"A new love is like a new life," says a German hit. But how does that work when you've been around for a few years - and often have several relationships behind you? How can a new love succeed then? Experts advise a more practical approach - and tolerance.
Life has been going for a while. However, your partner may have already died or previous relationships have broken up. According to the Federal Statistical Office, every third person over the age of 65 lives without a partner. But what if you don't want it to stay that way? When you can imagine, even in old age, letting someone back into your life - and meeting them?
Then you should first and foremost deal with your expectations. Because: "Some things are different in old age," as Dorothee Döring says. The qualified teacher, born in 1949, has not only written a book about finding a partner in old age. But also one about how togetherness can succeed.
She reports: "You're not as spontaneous and carefree as you were when you were young." After all, you have legacy issues from previous relationships. And: "Especially when you're older, you don't want to make any more mistakes, because you want to have learned from mistakes."
So cool head at the beginning of a relationship instead of butterflies in your stomach? For the qualified psychologist and systemic family therapist Matthias Richter, that doesn't have to be a bad thing. "While being in love is the main focus when you're young, older couples may be more concerned with the extent to which there is a fit in practical areas of life," says the 66-year-old, who is himself married for a second time. "Whether one can imagine taking on the challenges of old age together. Whether there are common interests."
Even if it may seem to some people that one shouldn't let too much time pass in old age, one should find out in peace. For example when doing things together. "Because at that age it's increasingly about spending free time together," says Richter. "And of course the interests have to fit to some extent."
Above all, one shouldn't expect "to find someone who has emerged from their previous life without scratches and quirks," said Richter. Or that the other person will change fundamentally. Instead, look better: "Can I live with the dark side of my chosen one, my chosen one?"
Professor Frieder Lang, graduate psychologist and holder of the chair for psychogerontology at the Friedrich-Alexander University Erlangen-Nuremberg, points out: "A long life also means that everyone has a long convoy of relationships and people with them ."
Anyone who gets involved in new relationships in old age should know that. And you may also find out that it doesn't have to be a love relationship anymore - other relationships can also be fulfilling. "Even with separate households and even without any sexuality at all, you can feel a stable good friendship as a great happiness in life, which is not far from that of a partnership," says Lang.
Psychologist Richter advises thinking carefully about what you expect from each other before you move in together. Is it perhaps also about wanting someone to take care of the household? Then you have to talk about it clearly. "And don't try to do that on the sly."
He recommends trying out models in advance, where you live in one person's apartment and then the other, if that's possible. "Because it's incredibly difficult to reverse a move once it's completed, given the current situation on the housing market."
Better therefore: approach the new "we" step by step.
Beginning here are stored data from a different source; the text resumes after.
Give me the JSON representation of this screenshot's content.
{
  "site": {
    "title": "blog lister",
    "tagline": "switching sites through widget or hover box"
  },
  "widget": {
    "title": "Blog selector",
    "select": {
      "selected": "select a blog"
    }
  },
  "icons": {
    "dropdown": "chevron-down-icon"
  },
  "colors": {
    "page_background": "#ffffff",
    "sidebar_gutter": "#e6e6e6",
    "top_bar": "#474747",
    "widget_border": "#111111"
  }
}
This also applies to the family and friendly environment of the new partner. After all, there can also be concerns with adult offspring, for example - for example that the new partner could have an undesirable influence on one's own parent.
Richter therefore advises talking openly to your children about the desire for a new relationship. And to introduce a new partner carefully: "Maybe not just fall into the house with the door: That's my happiness for old age. But just say clearly that we have entered into a relationship and we are also in the process of trying it out."
Existing friendships of the new partner should also continue to be given space, for example for joint ventures or trips - even without oneself. This also applies if you might not be able to do much with your partner's friends, says Richter .
Anyone who hopes to bring the respective environment to one table on public holidays and birthdays should also be prepared to say goodbye to some of the usual rituals. You can sit down and develop a new concept together, says Döring: "We've done it this way and that so far. How did you do it? And how should we do it in the future?"
In general: talk to each other. This should also be the recipe for success for relationships in old age - and also applies to physical closeness. "It's important to talk to your partner about what you like," says Professor Frieder Lang. "For example, you can say: I like it when you touch me. That helps. And if that's not the case, it can be important for the other person to be touched."
Anyone who succeeds in doing this may not be able to expect a whole new life from a new love. But: "You can design or enforce things in your own way," says Döring. "Or set other priorities or live out what was previously neglected."